For me as a single player it is important to have a system with which the AI can cope.
Any assumption about the quality of AI decisions we will have to leave for the future, as at the moment we don't know anything about it's strengths and weaknesses.
Therefore, debating it's strengths in Civ5 at the moment is completely moot.
That is perhaps one of the largest downsides to SOD warfare. Since there is no real reason to spread your troops out (since there's no ZOC), there was no reason to have your troops anywhere but the absolute best tiles (hills/forest tiles, across a river, or the most obvious choice, IN A CITY!!!).
First, a city was never the best place for defense.

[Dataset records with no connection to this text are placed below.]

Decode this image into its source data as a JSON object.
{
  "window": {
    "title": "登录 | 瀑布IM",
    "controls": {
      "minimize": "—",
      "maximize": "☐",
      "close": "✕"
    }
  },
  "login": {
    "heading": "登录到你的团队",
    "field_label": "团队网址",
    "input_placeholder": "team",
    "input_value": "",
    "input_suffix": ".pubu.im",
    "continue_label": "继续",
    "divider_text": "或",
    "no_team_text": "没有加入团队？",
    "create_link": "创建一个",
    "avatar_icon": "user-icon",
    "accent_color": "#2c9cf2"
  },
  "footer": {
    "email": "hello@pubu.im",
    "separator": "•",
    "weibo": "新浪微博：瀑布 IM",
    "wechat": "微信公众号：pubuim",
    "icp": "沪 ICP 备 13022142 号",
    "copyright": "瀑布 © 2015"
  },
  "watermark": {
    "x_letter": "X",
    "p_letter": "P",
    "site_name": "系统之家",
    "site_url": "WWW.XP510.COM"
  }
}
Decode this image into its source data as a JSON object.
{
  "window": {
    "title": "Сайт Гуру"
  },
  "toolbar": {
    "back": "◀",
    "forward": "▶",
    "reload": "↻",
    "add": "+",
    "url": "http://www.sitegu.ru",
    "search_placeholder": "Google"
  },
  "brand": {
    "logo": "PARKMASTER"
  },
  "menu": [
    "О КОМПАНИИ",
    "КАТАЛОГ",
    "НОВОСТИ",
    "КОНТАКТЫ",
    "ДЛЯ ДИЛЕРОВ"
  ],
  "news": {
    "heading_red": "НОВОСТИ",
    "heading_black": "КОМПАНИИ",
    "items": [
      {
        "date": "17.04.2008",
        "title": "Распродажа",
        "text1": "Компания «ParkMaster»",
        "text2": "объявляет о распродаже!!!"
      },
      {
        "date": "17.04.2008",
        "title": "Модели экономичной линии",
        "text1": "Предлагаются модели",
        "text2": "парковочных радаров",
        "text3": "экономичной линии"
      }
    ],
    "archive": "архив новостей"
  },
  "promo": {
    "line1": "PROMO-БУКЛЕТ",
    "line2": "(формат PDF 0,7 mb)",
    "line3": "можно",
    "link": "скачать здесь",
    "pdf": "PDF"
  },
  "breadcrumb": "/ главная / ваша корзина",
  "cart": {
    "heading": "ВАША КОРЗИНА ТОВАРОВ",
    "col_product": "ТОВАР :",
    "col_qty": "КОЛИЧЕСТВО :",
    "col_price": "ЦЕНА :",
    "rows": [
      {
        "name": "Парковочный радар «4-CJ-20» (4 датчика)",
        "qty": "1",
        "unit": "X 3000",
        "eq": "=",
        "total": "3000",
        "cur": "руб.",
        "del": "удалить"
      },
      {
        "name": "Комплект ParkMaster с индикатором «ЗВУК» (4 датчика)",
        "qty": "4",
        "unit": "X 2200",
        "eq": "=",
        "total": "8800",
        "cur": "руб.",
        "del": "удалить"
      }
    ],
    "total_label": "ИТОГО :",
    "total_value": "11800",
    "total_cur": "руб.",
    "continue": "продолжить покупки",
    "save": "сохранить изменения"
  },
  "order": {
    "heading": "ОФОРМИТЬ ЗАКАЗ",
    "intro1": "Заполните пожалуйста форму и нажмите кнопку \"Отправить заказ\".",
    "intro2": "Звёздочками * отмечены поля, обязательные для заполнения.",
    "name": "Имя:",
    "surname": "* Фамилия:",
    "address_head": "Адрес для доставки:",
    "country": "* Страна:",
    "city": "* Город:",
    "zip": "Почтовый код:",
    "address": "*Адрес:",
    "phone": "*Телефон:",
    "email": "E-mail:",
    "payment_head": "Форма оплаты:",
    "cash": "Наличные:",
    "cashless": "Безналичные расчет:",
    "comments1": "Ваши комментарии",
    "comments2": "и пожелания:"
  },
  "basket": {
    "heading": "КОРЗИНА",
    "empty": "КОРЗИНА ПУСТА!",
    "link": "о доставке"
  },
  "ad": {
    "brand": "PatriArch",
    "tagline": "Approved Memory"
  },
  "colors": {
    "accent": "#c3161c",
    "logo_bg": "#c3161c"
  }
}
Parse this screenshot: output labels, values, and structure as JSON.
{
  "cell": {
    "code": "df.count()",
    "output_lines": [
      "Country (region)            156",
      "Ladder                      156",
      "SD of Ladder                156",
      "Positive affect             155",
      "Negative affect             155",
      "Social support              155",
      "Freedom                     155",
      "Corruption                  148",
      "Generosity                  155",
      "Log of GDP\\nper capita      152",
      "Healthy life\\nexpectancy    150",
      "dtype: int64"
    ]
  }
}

By hidnig your troops inside city walls, you allowed the opponent to pillage your territory, at least to block you from access of the city's fat cross.
The best defense positions always were somewhere near the borders, behind a river, on top of a forested hill and so on. Not in a city.
There, the enemy was not able to make use of attack modifiers and trebuchets and swordsmen out of a sudden only were worth half.
But apart from that:
I perfectly know about frontlines and 1upt, since I am playing Panzer General since years.
And for Panzer General, the 1upt is fine. It is fun, too.
Nevertheless, a single turn easily takes 30 minutes and more, since you have to be very careful about in which sequence you're attacking, where to move which unit and so on.
And last, the scale of Panzer General maps is completely different from the scale of Civ5 maps.
In the current screenshots and movies we have seen cities as near to each other as just three, sometimes even only 2 hexes.
This will drastically reduce your "operational area".
And given the general assumption that having entrenched frontline units with long-range units hidden behind them will be the superior tactics, this will only lead to WW1 style of frozen trench warfare.
It is not the 1upt per se, it is 1upt at the scale of Civ, what does concern me.
Civ does not provide the right scale of maps for a tactical combat system like 1upt, where you have to "outmanouvre" your enemy.